Also, most qualified intermediaries won’t release exchange proceeds for a plain stock purchase, since it invites a broken exchange and a record trail that is hard to defend.

Can A 1031 Exchange Be Used To Buy A REIT? What People Mean When They Ask

Most searchers aren’t trying to bend rules. They’re usually asking one of these two things:

  • “Can I swap into something that feels like a REIT, with property-level income, but still qualify under 1031?”
  • “Can I end up in a REIT later, after I finish the exchange, without wrecking the tax treatment?”

The first goal is often possible with the right structure. The second can be possible too, yet timing, holding intent, and documentation matter.

Using A 1031 Exchange To Buy A REIT-Style Property Interest

There are a few commonly used structures that aim for hands-off ownership, pooled real estate, or both, while still being treated as real property for 1031 purposes. The details vary by sponsor and offering, and the documents control the tax character.

Delaware statutory trust Interests

Many investors use Delaware statutory trust (DST) offerings as replacement property. A typical DST holds one or more real estate assets and sells beneficial interests to investors. When structured as a grantor trust for tax purposes, an investor is treated as owning an interest in the underlying real estate rather than a share of an operating business.

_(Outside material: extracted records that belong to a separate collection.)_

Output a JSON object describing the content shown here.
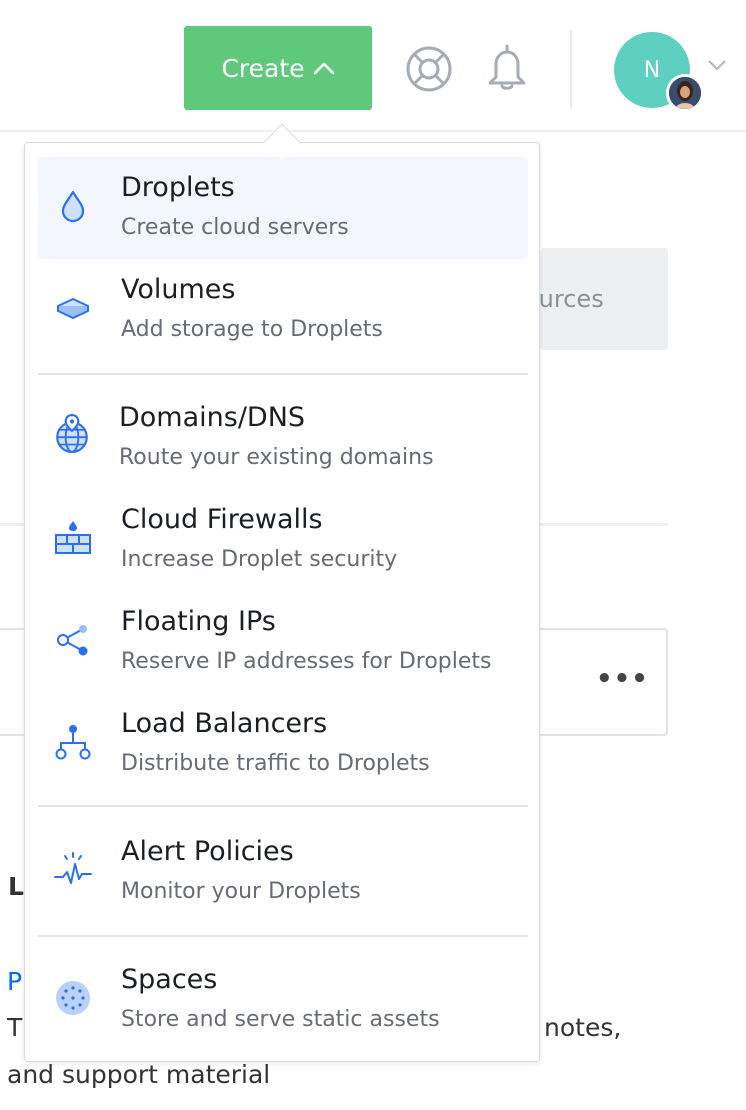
{
  "header": {
    "create_label": "Create",
    "avatar_initial": "N"
  },
  "background": {
    "tab_partial": "ources",
    "more_label": "•••",
    "letter_l": "L",
    "link_p": "P",
    "text_t": "T",
    "notes_partial": "notes,",
    "support_line": "and support material"
  },
  "menu": {
    "items": [
      {
        "title": "Droplets",
        "subtitle": "Create cloud servers",
        "icon": "droplet-icon"
      },
      {
        "title": "Volumes",
        "subtitle": "Add storage to Droplets",
        "icon": "volume-icon"
      },
      {
        "title": "Domains/DNS",
        "subtitle": "Route your existing domains",
        "icon": "globe-pin-icon"
      },
      {
        "title": "Cloud Firewalls",
        "subtitle": "Increase Droplet security",
        "icon": "firewall-icon"
      },
      {
        "title": "Floating IPs",
        "subtitle": "Reserve IP addresses for Droplets",
        "icon": "share-nodes-icon"
      },
      {
        "title": "Load Balancers",
        "subtitle": "Distribute traffic to Droplets",
        "icon": "load-balancer-icon"
      },
      {
        "title": "Alert Policies",
        "subtitle": "Monitor your Droplets",
        "icon": "pulse-icon"
      },
      {
        "title": "Spaces",
        "subtitle": "Store and serve static assets",
        "icon": "spaces-icon"
      }
    ]
  },
  "colors": {
    "create_button": "#5ec97a",
    "accent_blue": "#0069ff",
    "avatar": "#5dd0c0",
    "active_row": "#f3f7fd"
  }
}
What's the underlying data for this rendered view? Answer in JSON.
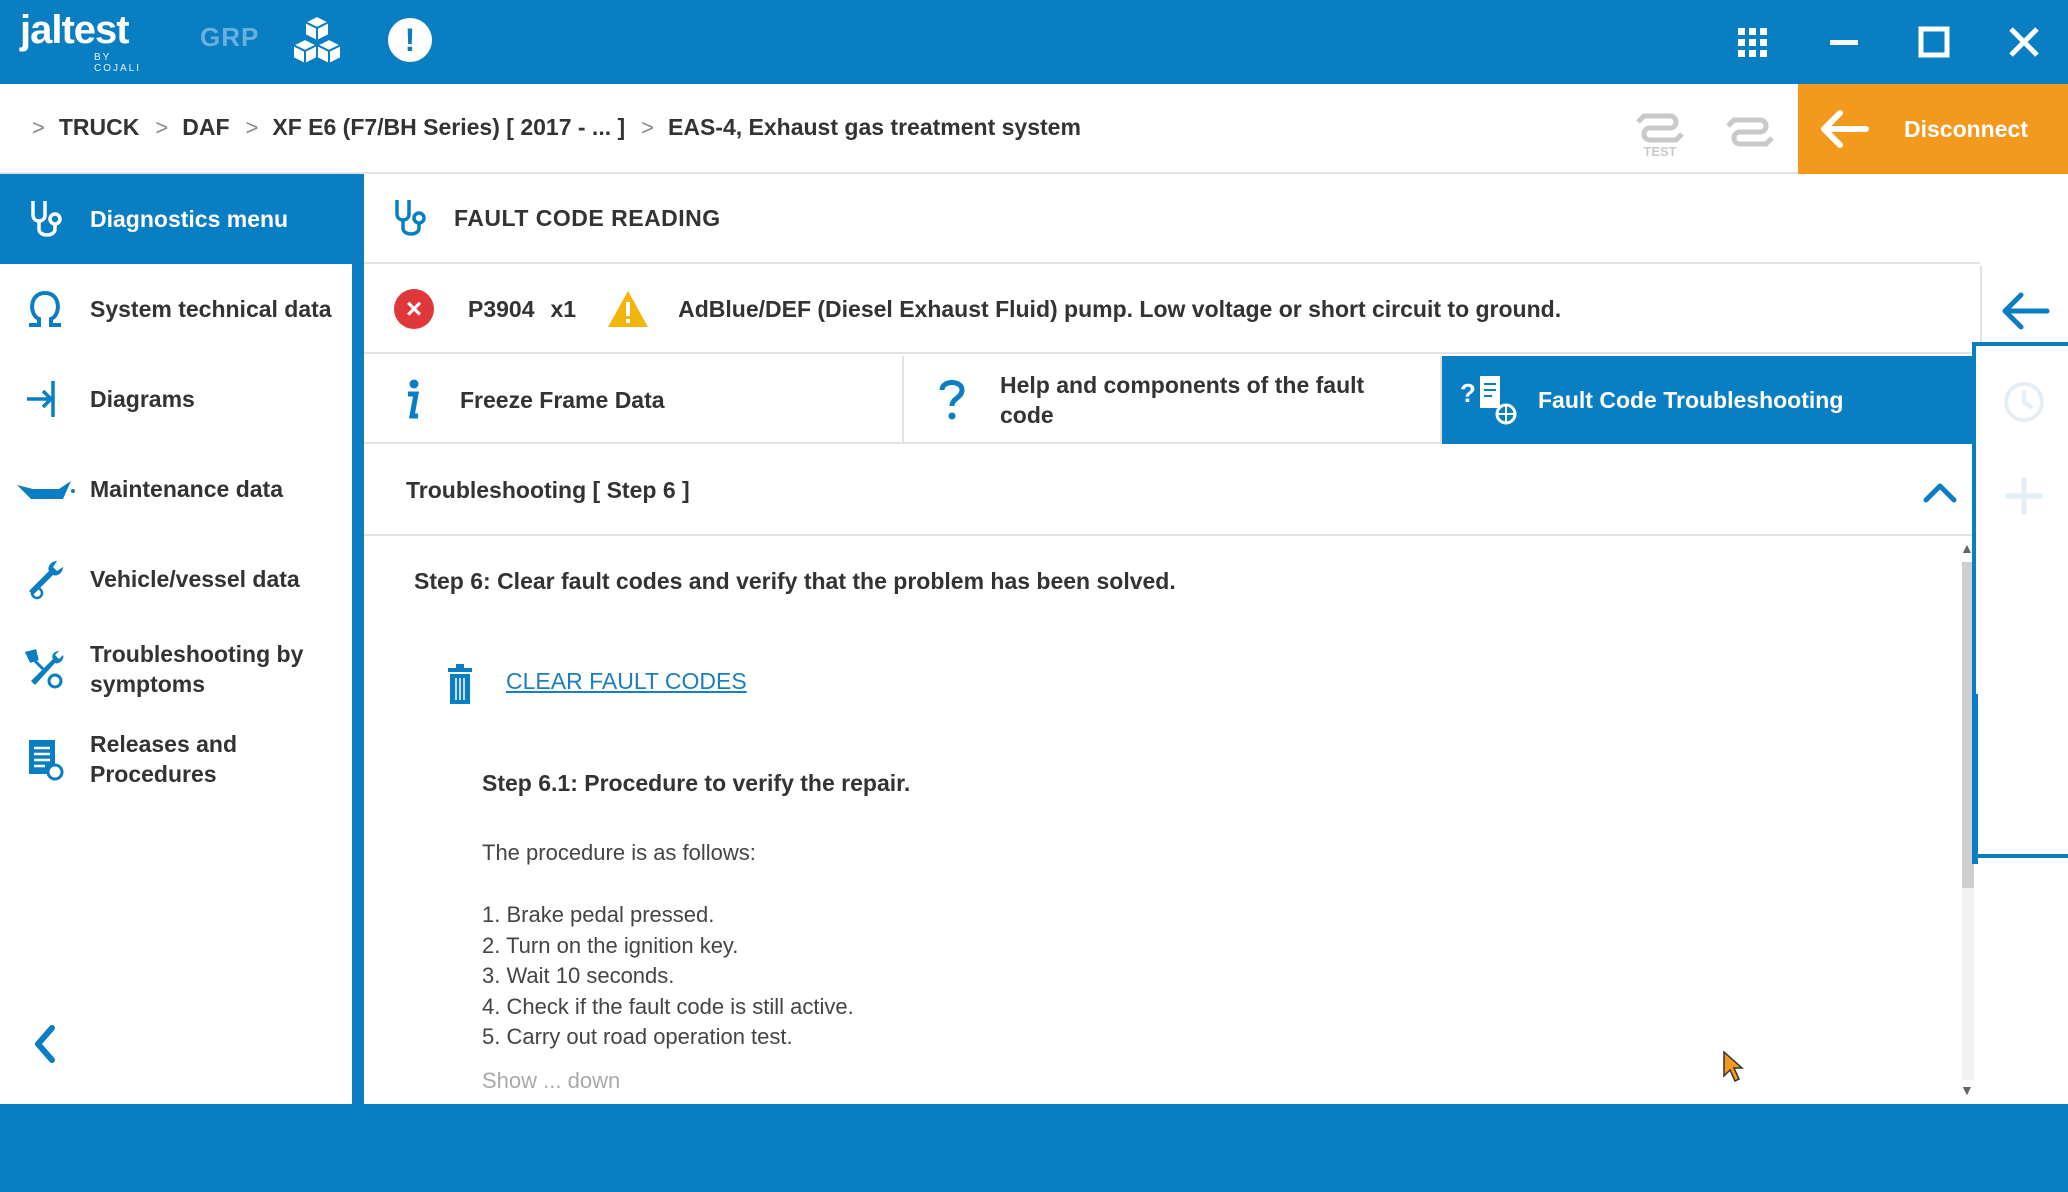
{
  "app": {
    "logo_text": "jaltest",
    "logo_sub": "BY COJALI",
    "grp_label": "GRP"
  },
  "breadcrumb": [
    "TRUCK",
    "DAF",
    "XF E6 (F7/BH Series) [ 2017 - ... ]",
    "EAS-4, Exhaust gas treatment system"
  ],
  "toolbar": {
    "disconnect_label": "Disconnect",
    "test_label": "TEST"
  },
  "sidebar": {
    "active_label": "Diagnostics menu",
    "items": [
      {
        "label": "System technical data",
        "icon": "omega-icon"
      },
      {
        "label": "Diagrams",
        "icon": "diagram-icon"
      },
      {
        "label": "Maintenance data",
        "icon": "oil-can-icon"
      },
      {
        "label": "Vehicle/vessel data",
        "icon": "wrench-icon"
      },
      {
        "label": "Troubleshooting by symptoms",
        "icon": "tools-icon"
      },
      {
        "label": "Releases and Procedures",
        "icon": "document-icon"
      }
    ]
  },
  "main": {
    "header_title": "FAULT CODE READING",
    "fault": {
      "code": "P3904",
      "count": "x1",
      "description": "AdBlue/DEF (Diesel Exhaust Fluid) pump. Low voltage or short circuit to ground."
    },
    "tabs": [
      {
        "label": "Freeze Frame Data",
        "icon": "info-icon"
      },
      {
        "label": "Help and components of the fault code",
        "icon": "question-icon"
      },
      {
        "label": "Fault Code Troubleshooting",
        "icon": "troubleshoot-icon"
      }
    ],
    "section_title": "Troubleshooting [ Step 6 ]",
    "step_title": "Step 6: Clear fault codes and verify that the problem has been solved.",
    "clear_link": "CLEAR FAULT CODES",
    "sub_title": "Step 6.1: Procedure to verify the repair.",
    "procedure_intro": "The procedure is as follows:",
    "procedure_steps": [
      "1. Brake pedal pressed.",
      "2. Turn on the ignition key.",
      "3. Wait 10 seconds.",
      "4. Check if the fault code is still active.",
      "5. Carry out road operation test."
    ],
    "faded_text": "Show ... down"
  },
  "colors": {
    "primary": "#0a7ec2",
    "accent": "#f39a1e",
    "error": "#e0383a",
    "warning": "#f2b50c"
  }
}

DSTs can resemble a REIT from a distance: pooled real estate, professional management, and distributions. The trade-off is liquidity. You can’t click “sell” the way you can with a public REIT.

Tenant-in-common Fractional Interests

A tenant-in-common (TIC) structure can also work. Here, multiple co-owners hold deeded fractional interests in a property. The IRS issued Revenue Procedure 2002-22 describing conditions under which the IRS will review a ruling request that a TIC interest is not an interest in a business entity.

In practical terms, TIC deals tend to involve more moving parts than a DST, since co-ownership needs rules on management, financing, and decision rights.

Common REIT-Adjacent Options And How They Fit 1031 Rules
Option Qualifies As 1031 Replacement Property? What The Investor Owns
Publicly traded REIT shares No Stock security
Non-traded REIT shares No Stock security
REIT mutual fund or ETF No Fund shares
DST structured as grantor trust Often yes (deal documents control) Beneficial interest treated as real estate ownership
TIC fractional deeded interest Often yes (must avoid partnership treatment) Deeded co-ownership interest
Direct purchase of replacement rental property Yes Deeded real property
Property contributed for OP units in an UPREIT Not a typical 1031 replacement step Partnership interest / units
Private real estate partnership interest No Partnership interest

Rules That Control A Valid 1031 Exchange

If you’re trying to land in a DST or TIC, the normal 1031 guardrails still apply. Most problems come from missing a deadline, taking “constructive receipt” of funds, or buying something that isn’t real property for 1031 purposes.

The property must be held for investment or business use

Both the relinquished property and the replacement property need to be held for investment or use in a trade or business. Fix-and-flip inventory and personal residences sit outside the rule set.

Meet the 45-day identification window

You generally must identify potential replacement properties within 45 days of the sale of your relinquished property. Identification is written, signed, and delivered to the right party under your exchange paperwork.

Close within 180 days

From the sale date, you generally have 180 days to receive the replacement property. If your tax return is due earlier, filing timing can tighten that window.

Use a qualified intermediary

A deferred exchange typically uses a qualified intermediary to hold exchange proceeds and complete the exchange steps. Taking control of the cash can collapse the exchange.

How To Vet A DST Or TIC When You Want A REIT-Like Setup

A DST or TIC can feel simple on the surface, yet the risk profile can be much different from a public REIT. Public REITs trade daily, publish periodic reports, and pricing is visible. DSTs and TICs sit in the private placement lane.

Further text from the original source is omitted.